Physical Examination

A physical examination of the testes is performed to check for the presence of any lumps, swelling, shrinking or any other signs of abnormality. Not all specialists will perform a physical examination for men

 

Semen analysis

A semen analysis is one of the first tests performed for males in couples having difficulty conceiving a child. Issues around sperm production, count and quality affect around one third of all couples experiencing infertility. The test is performed by ejaculating into a clean sample collection cup. This can either be done in a private room or bathroom within the clinic or if you live close to the testing centre you may be able to do the collection at home and then bring it to the clinic for testing. The main aim is that the sample be fresh. You will often be asked to abstain from sexual activity for 2 – 5 days prior to the test to help ensure sperm count is at its peak. However long periods of sexual inactivity can lead to less active sperm so it’s ideal not to avoid sexual activity for more than 2 weeks prior to the test.

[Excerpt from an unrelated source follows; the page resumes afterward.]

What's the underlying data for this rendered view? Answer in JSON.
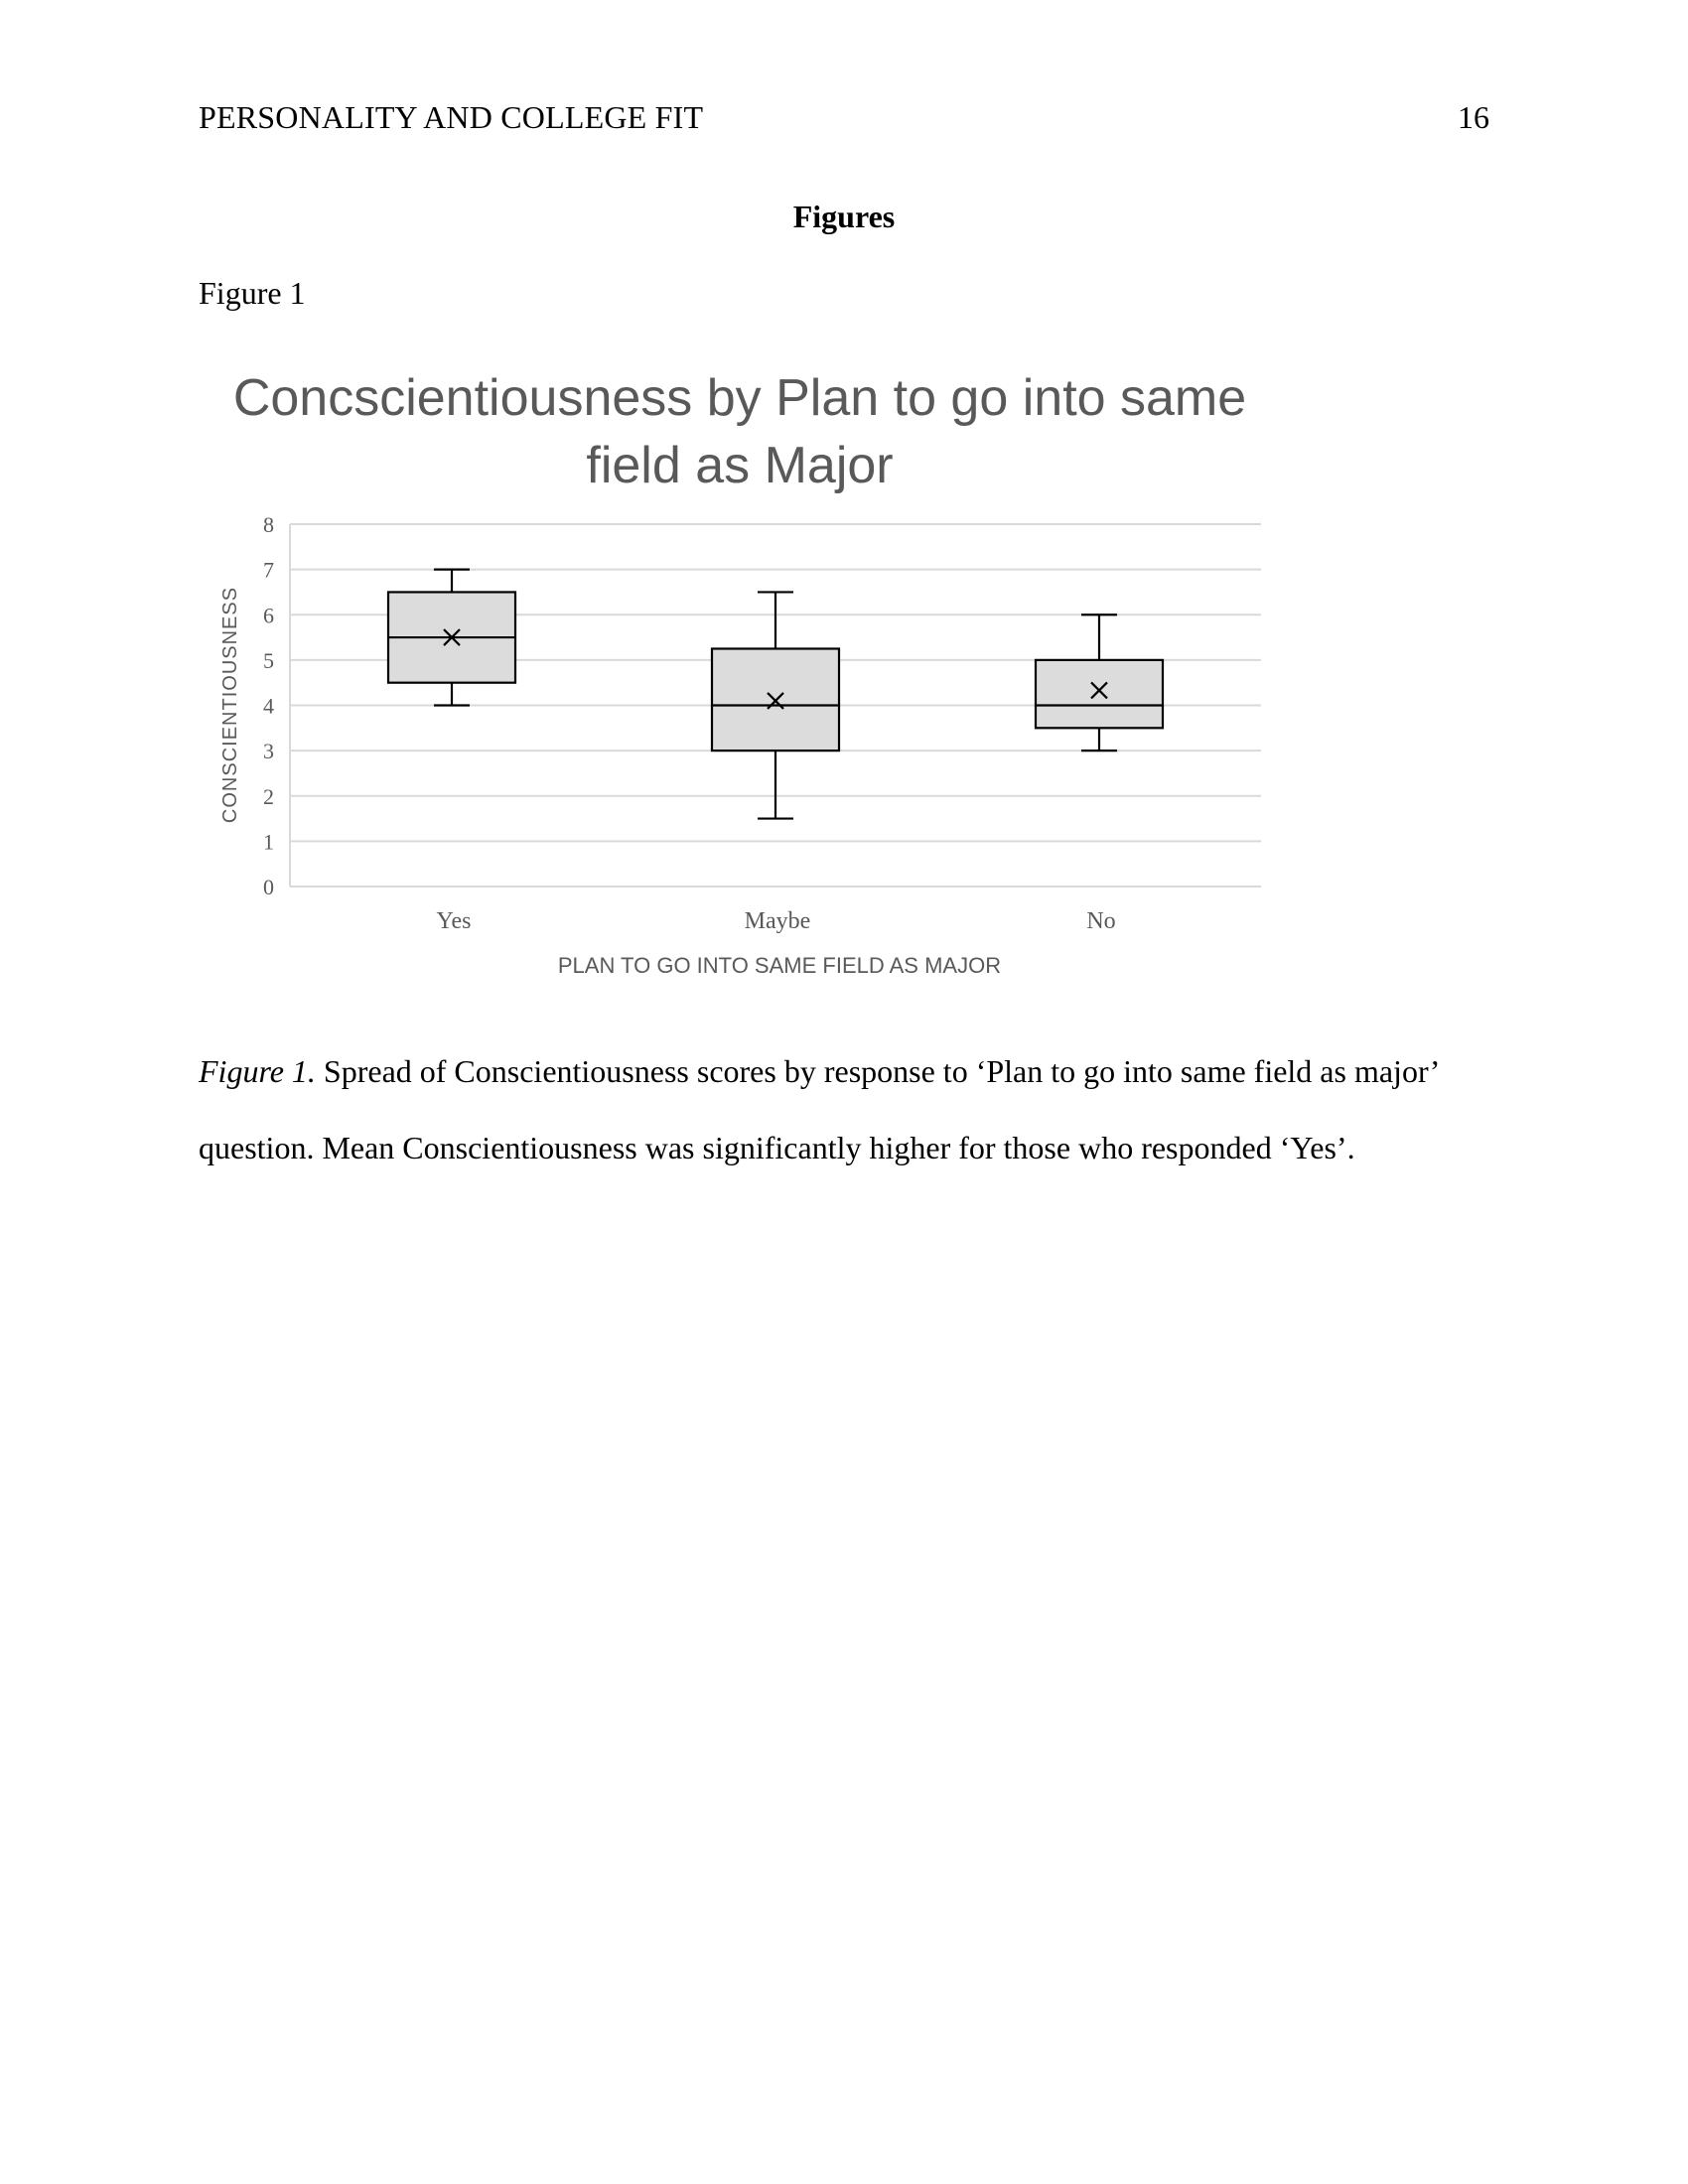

The sample will be tested for

  • Volume – the amount of sperm present in one ejaculation
  • Sperm count – the number of sperm present in one ejaculation
  • Sperm morphology – the percentage of sperm that are normal in shape
  • Sperm motility – the percentage of sperm that are able to move in a normal forward direction
  • Liquefaction time – the time taken for sperm to change from a thick gel consistency at the time of ejaculation to a liquid consistency. This normal occurs within 20 minutes.
  • Ph – the acidity or alkalinity of the semen
  • Fructose level – fructose is the form of sugar found in sperm to provide energy

 

Other tests that may be recommended

Depending on the outcome of the medical history and basic testing, your specialist may recommend further investigative testing

 

Testosterone levels

Testosterone levels are commonly checked especially if there are symptoms of erectile dysfunction, low sex drive or the result of the semen analysis showed low sperm count. Testosterone levels are checked via a blood test, which is often performed between 7 – 9am when testosterone levels are highest.

 

Prolactin test

Although largely known as a female hormone, men also produce low levels of prolactin. Higher than normal levels can lead to low sex drive, erectile dysfunction and infertility. Your specialist may recommend a blood test to check prolactin levels particularly if testosterone levels are low.

 

Testicular Ultrasound

An ultrasound may be performed on the testes to more accurately assess whether there are any issues within the testes, which may be affecting sperm.

 

Testicular Biopsy

A testicular biopsy is used to confirm whether there are sperm within the testes. It is very rare than males will produce no sperm, so this test is unlikely to be required unless there are other signs of lack of sperm production.

 

Karyotype test

A karyotype blood test may also be recommended for the male partner to assess the genetic material/chromosomes within cells for any issues that may be causing recurrent miscarriage or infertility.